Grieving and Holiday Blues
 
  Vijai P. Sharma, Ph.D.

Psychologist Therese Rando has written an excellent book on grief recovery, How To Go On Living When Someone You Love Dies.  The title of the book is really the question that all survivors ask themselves, "How do I go on living when the person I loved has died?"  This question becomes even more poignant during the holidays.  If you have unresolved grief issues, you may be right now asking yourself, "How do I cope with holidays (or holiday blues).  I thought I was done with the mourning."  Holidays are notorious for reactivating the grief.

For some, these may be the first holidays after the loss of their loved one and they may still be struggling with the more basic question of how to heal and start living.  Holidays make the pain and the pining for the lost one more acute than ever.  
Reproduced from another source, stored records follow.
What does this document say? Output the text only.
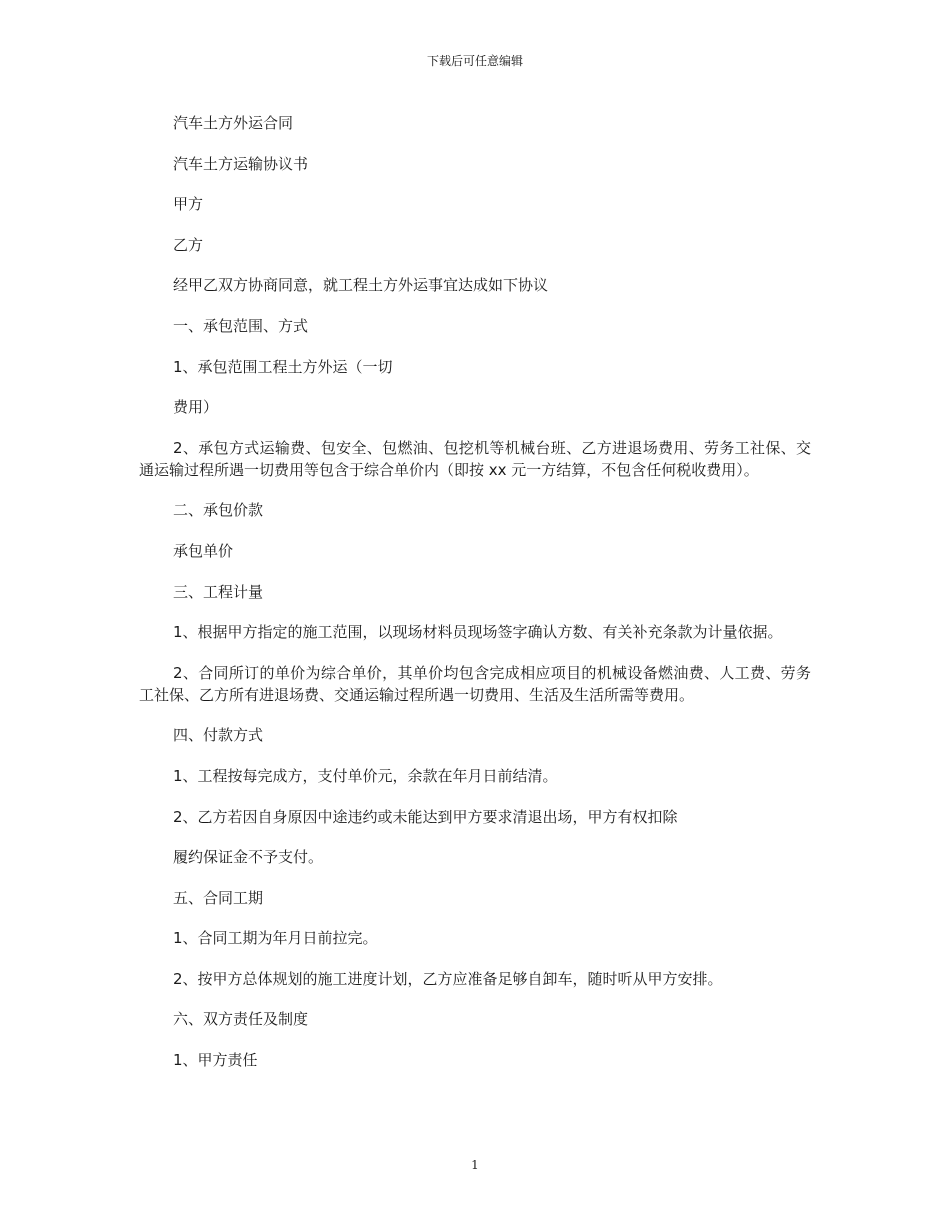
下载后可任意编辑

汽车土方外运合同

汽车土方运输协议书

甲方

乙方

经甲乙双方协商同意，就工程土方外运事宜达成如下协议

一、承包范围、方式

1、承包范围工程土方外运（一切

费用）

2、承包方式运输费、包安全、包燃油、包挖机等机械台班、乙方进退场费用、劳务工社保、交通运输过程所遇一切费用等包含于综合单价内（即按 xx 元一方结算，不包含任何税收费用）。

二、承包价款

承包单价

三、工程计量

1、根据甲方指定的施工范围，以现场材料员现场签字确认方数、有关补充条款为计量依据。

2、合同所订的单价为综合单价，其单价均包含完成相应项目的机械设备燃油费、人工费、劳务工社保、乙方所有进退场费、交通运输过程所遇一切费用、生活及生活所需等费用。

四、付款方式

1、工程按每完成方，支付单价元，余款在年月日前结清。

2、乙方若因自身原因中途违约或未能达到甲方要求清退出场，甲方有权扣除

履约保证金不予支付。

五、合同工期

1、合同工期为年月日前拉完。

2、按甲方总体规划的施工进度计划，乙方应准备足够自卸车，随时听从甲方安排。

六、双方责任及制度

1、甲方责任

1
Evita Kramp and Douglas Kramps in their book, Living With The End In Mind, deliver a powerful message that we all can apply in our lives, "To live life to the fullest, you have to embrace your mortality."  When we learn to overcome the fear of our own death, we can deal with our loss with less fear.  When we learn to look into our fear and pain, we can cope better with holidays in spite of the fact that holidays remind us of our loss.  
Accept your life for what it is now.  Take responsibility for your happiness.  Only you can find your way to happiness.  Nobody has the map to your heart but you.  Only you can make yourself happy again.  Perhaps you are someone who is asking right now, as I write this article, "What about others?"  The fact is that nobody else can make you happy without your consent and cooperation.  

In the next few days, write a letter or express in someway to your loved ones how much they mean to you.  Tell them how important they are to you.  Forgive yourself and others.  Give to others what you can in some form or fashion.  It is not so much what you do for others, as it is that you have broken the shell around yourself and you are willing to reach out to others.  

Make a "Book of Memories' of your lost loved one including the pictures, conversations, and other memorabilia.  Include in the book the favorite sayings, expressions, and events that you want to capture forever. 

Join an organization that that offers social activities and get-togethers around holidays.  Many organizations do special charitable projects around holidays.  Realize that you don't have to sit at the front desk and answer telephones, you can volunteer for inside work.  If you don't yet feel ready to "face the crowd," select a project that you can do on your own or with just one or two other volunteers.  

Accept the care, concern or attention from others graciously.  If it appears that they want to help you, let them know how they can do that.  Remember the times when you wanted to help someone you cared about and how much you wanted him or her to let you help.  
Understand the changes that happen with friends and your extended family when a partner or other family member is gone.  Seek the support you need to adjust to those changes. Set short-term and long-term goals for yourself.  

Loss of a loved one invariably brings to some type of conversation with God.  Holidays are special spiritual times.  Include spiritual advancement as one of the goals that you set out for yourself.   

Develop a new relationship with the lost loved one.  Death is only the termination of the old relationship.  It is time for a new relationship, a relationship that is based on acceptance that now it will be in the heart and not in the physical form.  Perhaps you can work on an idea, a goal, or a value that was dear to your loved one.  

You don't have to forget the lost loved one, if that's what you are troubled with.  The new relationship is based on memories, not on oblivion.  Form a healthy relationship with the deceased—one that is based on the satisfying mutual times, the shared values, and the strengths that you derive from your relationship even today.  

Engage in some form of physical activity.  Light aerobic exercise is one of the best means to lift the spirits.  Some delay their grief recovery by telling themselves, "I will exercise when I get back to feeling my old self again."  Light physical exercise such as walking, jogging, joining the Y will help you to do just that.  

Watch your physical health.  Keep your doctor's appointments.  Plan ahead for the  holidays.  Perhaps, you will be meeting some people that you haven't met after the loss.  Don't avoid them.  Practice communicating your loss in a forthright manner.  

Survivors often wonder, "How can I be happy one day and sad the next?"  L. Smedes said it the best, "How can it be alright when everything is all wrong."  Recovery after someone you love dies is like a sunny patch in a clouded sky.  After some time, clouds recede and the sunny patch begins to widen.  Then again, the clouds may take over momentarily.  One day you surprise yourself by laughing over a joke or a child's antics.  Then you know you are again taking control.